The exact number of people killed in Kogi State during the November 16, 2019 governorship election is at large. Four were said to have been killed in Lokoja, seven in the eastern district of the state. We do not know the fate of those with gunshot wounds who probably succumbed after the election. With the level of violence reported in Kogi State, the election cannot be said to be democratic.
The Independent National Electoral Commission (INEC) is clinging to legalisms, in the argument that no provision of the Constitution or the Electoral Act empowers it to cancel an election. Yet INEC ought to also reason that the drafters of those important laws would never have ever contemplated an election so pervaded by violence.
A bad election is like obscenity. We may not be able to define it. But we know it when we see it. INEC should not make Nigerians think that the commission cannot know a bad election when it sees one. Even if you go by the first principles of democracy, the idea of a democratic election is to choose leaders in a free, fair and peaceful election, devoid of deceit and violence. The reason people choose democracy is that it is the opposite of government by violence, the mafia and strongmen. What part of this deal does INEC not understand?
Most Nigerians did not contemplate the level of violence witnessed in Kogi State. True, the state has had a history of violence but nothing close to this all-out warlike confrontation. It was such that the Inspector General of Police, Mohammed Adamu, confessed that the Police were over-powered by “fake policemen.” Of all adversaries, fake policemen should be easy to take care of.

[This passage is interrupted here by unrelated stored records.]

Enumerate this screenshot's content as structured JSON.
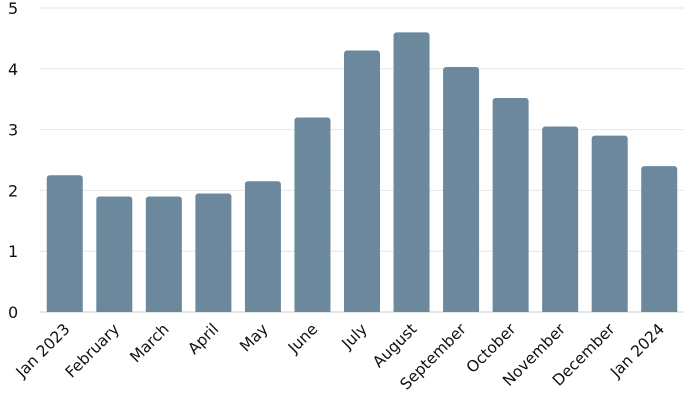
{
  "chart_data": {
    "type": "bar",
    "categories": [
      "Jan 2023",
      "February",
      "March",
      "April",
      "May",
      "June",
      "July",
      "August",
      "September",
      "October",
      "November",
      "December",
      "Jan 2024"
    ],
    "values": [
      2.25,
      1.9,
      1.9,
      1.95,
      2.15,
      3.2,
      4.3,
      4.6,
      4.03,
      3.52,
      3.05,
      2.9,
      2.4
    ],
    "title": "",
    "xlabel": "",
    "ylabel": "",
    "ylim": [
      0,
      5
    ],
    "yticks": [
      "0",
      "1",
      "2",
      "3",
      "4",
      "5"
    ],
    "grid": true,
    "legend": "none",
    "bar_color": "#6b889c",
    "grid_color": "#e6e6e6"
  }
}
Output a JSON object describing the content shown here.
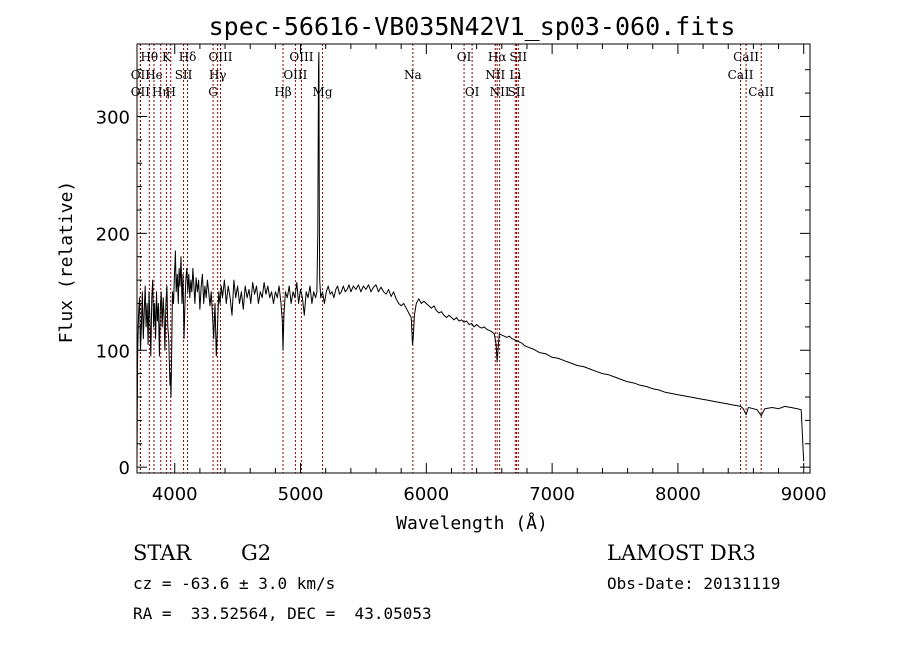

But the gnawing feeling is that if the Police had done their homework, they probably should, through intelligence, be able to gauge that they were about to confront a superior force, in which case, they could ask for more than the 34,041 officers and men they mobilised for Kogi State, or, if the “fake” force was so overwhelming the Police could call for reinforcement.

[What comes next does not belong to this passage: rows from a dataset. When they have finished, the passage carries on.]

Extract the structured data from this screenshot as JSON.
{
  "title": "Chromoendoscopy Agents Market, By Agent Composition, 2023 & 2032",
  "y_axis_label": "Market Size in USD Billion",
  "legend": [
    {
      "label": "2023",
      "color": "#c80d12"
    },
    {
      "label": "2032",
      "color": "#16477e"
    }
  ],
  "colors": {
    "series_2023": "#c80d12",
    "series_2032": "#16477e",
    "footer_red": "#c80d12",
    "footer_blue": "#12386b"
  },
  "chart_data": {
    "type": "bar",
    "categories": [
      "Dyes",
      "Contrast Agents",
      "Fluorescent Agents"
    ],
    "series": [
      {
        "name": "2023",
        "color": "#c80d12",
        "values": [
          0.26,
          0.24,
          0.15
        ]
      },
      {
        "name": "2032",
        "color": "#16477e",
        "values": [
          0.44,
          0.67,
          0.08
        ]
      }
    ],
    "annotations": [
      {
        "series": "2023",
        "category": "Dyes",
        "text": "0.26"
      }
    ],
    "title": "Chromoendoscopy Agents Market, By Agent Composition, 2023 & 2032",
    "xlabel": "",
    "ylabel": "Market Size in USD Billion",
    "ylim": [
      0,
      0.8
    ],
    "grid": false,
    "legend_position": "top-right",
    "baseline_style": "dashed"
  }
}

Now, the question is who enlisted the fake policemen and armed them enough to be able to overpower the real Policemen? In that case, the Police should have alerted the nation that what was going to happen on November 16, 2019 was no election but a civil war. And all those who witnessed it agreed that it was closest to a civil war than an election.
The argument that the Police were overpowered is unconvincing. Ballot boxes after ballot boxes were snatched in broad daylight in the presence of voters and three or four policemen without the Policemen raising a finger. It was not that they tried to apprehend the thugs but failed. It was that they did not try at all. All over the world, Policemen almost instinctively, in or out of uniform, try to stop law-breakers. For the Police to play dead in the face of such open violent attack during an election is the height of insensitivity, a total lack of commitment.
Now, Mrs. Salome Abuh, the Women’s Leader of the Peoples Democratic Party (PDP), was burnt alive in her home in Ochadamu Ward in Ofu Local Government Area. As narrated by Simeon Abuh, she was first attacked at the Ochadamu Primary School Polling Unit 1, by political thugs. She was then rushed to hospital where she received treatment and the doctor asked her to go home to rest.
It was the same thugs who, two days later, arrived to burn her alive over an incident she knew nothing. The cruelty of burning people alive must be one of the most dastardly acts under the sun.
It took a condemnation of the atrocity by President Muhammadu Buhari and the UN Deputy Secretary-General, Amina Mohammed, to get the Police to look for the assailants. We urge the police to ensure that the killers of Mrs. Abuh are brought to justice. We think it was thoughtful of the Senate to condemn the killing of Mrs. Abuh. It would be even more imperative to work on the Electoral Offences Commission.
Between 1999 and today, hundreds of Nigerians must have perished through election violence. We know this is of little moment to those who do not mind climbing on corpses to attain political power, but how long can we live with that enormity?